LONDON: Dubai Media on Thursday announced a new partnership with the US media technology company NEP Group, the latest strategic initiative for the media sector in the region.

The collaboration aims to enhance cooperation and exchange expertise in various media service fields, including bolstering logistical and technical capabilities and advancing the development of the media content industry.

“Through its diverse TV and radio programs, Dubai Media seeks to develop the media content industry, which is currently one of the fastest-growing media sectors,” said Saleh Lootah, deputy CEO of technical support at Dubai Media.

Lootah said that the initiative is part of significant efforts to enhance the organization’s capabilities and logistical capacities, and to develop in-house talent “to produce high-quality media content that meets Dubai’s and the UAE’s major developmental aspirations.”

The memorandum of understanding, signed on the sidelines of the 22nd edition of the Arab Media Forum in May, aims to strengthen cooperative relations between the two parties.

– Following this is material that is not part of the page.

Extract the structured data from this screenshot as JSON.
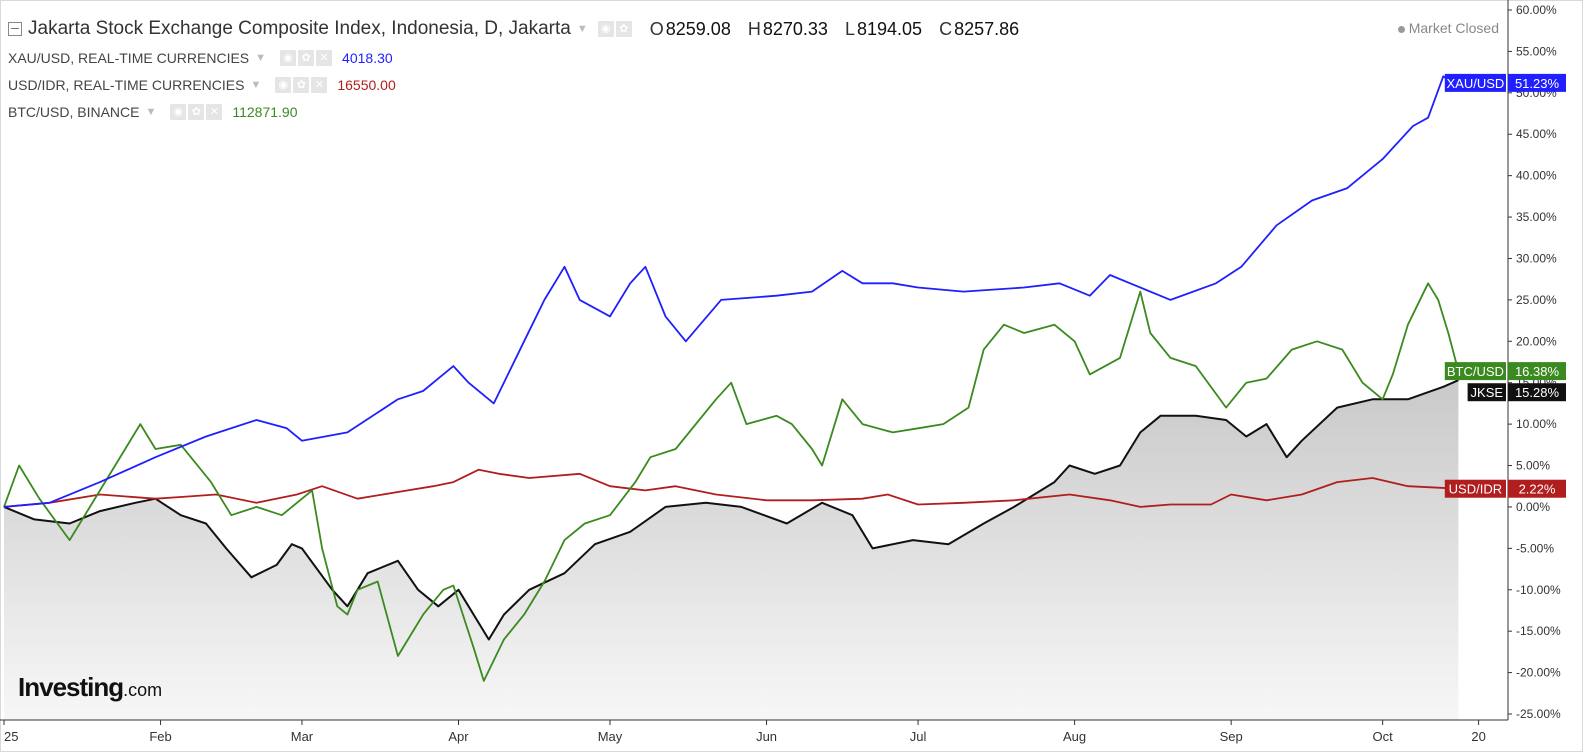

Lootah explained that the new partnership will focus on using digital tools, technology and human resources provided by NEP Group to support Dubai Media’s external broadcast operations within and outside the UAE.

This will help fulfill the strategic goal of establishing Dubai as a leading global content creation center, he added.

Saeed Izadi, president of NEP Singapore, India and Middle East, said that the partnership will bolster Dubai Media’s commitment to advancing the media sector and positioning Dubai as a premier global hub for content creation.